There were three ways passengers made this trip:
- Those who could afford the trip were welcome to pay up front, and received a discount for doing so. (More precisely, passengers who did not pay up front were assessed additional fees in Philadelphia.)
- “Free-willers” were those of modest means who arranged with a ship captain or shipping company to repay the trip upon arriving in Philadelphia. Sometimes family members or a religious community could muster the necessary funds; other times they went into debt to the shipping company or its captain.
- “Indentured servants” were the poorest immigrants who went into debt before leaving home and often had the most onerous contracts to get out of.
I’ve found no record of Heinrich being any sort of indentured servant, so he may have somehow had the means to pay for the trip. Such records can be hard to find, and Heinrich may have begun toiling to repay his debts the day he arrived.
His motivations and means of funding the journey may be lost to time. But we know for certain that on September 30, 1754, Heinrich Zumbrun set foot on American soil after a long and arduous journey, and that because of him, the Zumbruns have been here ever since.

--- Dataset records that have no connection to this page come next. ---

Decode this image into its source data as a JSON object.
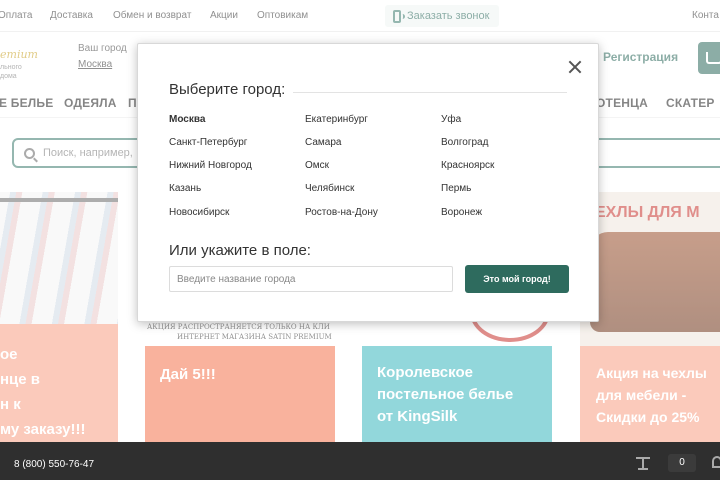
{
  "topbar": {
    "links": [
      "Оплата",
      "Доставка",
      "Обмен и возврат",
      "Акции",
      "Оптовикам"
    ],
    "callback_label": "Заказать звонок",
    "contacts_label": "Конта"
  },
  "header": {
    "logo_script": "emium",
    "logo_line1": "льного",
    "logo_line2": "дома",
    "city_label": "Ваш город",
    "city_value": "Москва",
    "register_label": "Регистрация"
  },
  "nav": {
    "items": [
      "Е БЕЛЬЕ",
      "ОДЕЯЛА",
      "П",
      "ОТЕНЦА",
      "СКАТЕР"
    ]
  },
  "search": {
    "placeholder": "Поиск, например,"
  },
  "banners": {
    "b1_text": "ое\nнце в\nн к\nму заказу!!!",
    "b2_ticker_1": "АКЦИЯ РАСПРОСТРАНЯЕТСЯ ТОЛЬКО НА КЛИ",
    "b2_ticker_2": "ИНТЕРНЕТ МАГАЗИНА SATIN PREMIUM",
    "b2_text": "Дай 5!!!",
    "b3_text": "Королевское\nпостельное белье\nот KingSilk",
    "b4_head": "ЕХЛЫ ДЛЯ М",
    "b4_text": "Акция на чехлы\nдля мебели -\nСкидки до 25%"
  },
  "bottombar": {
    "phone": "8 (800) 550-76-47",
    "compare_count": "0"
  },
  "modal": {
    "title": "Выберите город:",
    "cities": [
      [
        "Москва",
        "Екатеринбург",
        "Уфа"
      ],
      [
        "Санкт-Петербург",
        "Самара",
        "Волгоград"
      ],
      [
        "Нижний Новгород",
        "Омск",
        "Красноярск"
      ],
      [
        "Казань",
        "Челябинск",
        "Пермь"
      ],
      [
        "Новосибирск",
        "Ростов-на-Дону",
        "Воронеж"
      ]
    ],
    "subtitle": "Или укажите в поле:",
    "input_placeholder": "Введите название города",
    "submit_label": "Это мой город!"
  }
}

Some questions for further research
- Are there records of Heinrich being an indentured servant or in debt from the voyage? The captain (William Muir) or shipping company (Stedman Brothers) may have had them.
- Were any relatives, friends or associates of Heinrich among the other passengers?
- Are there any records of Heinrich in Rotterdam?
- What happened to the ship “Brothers”? What did it look like?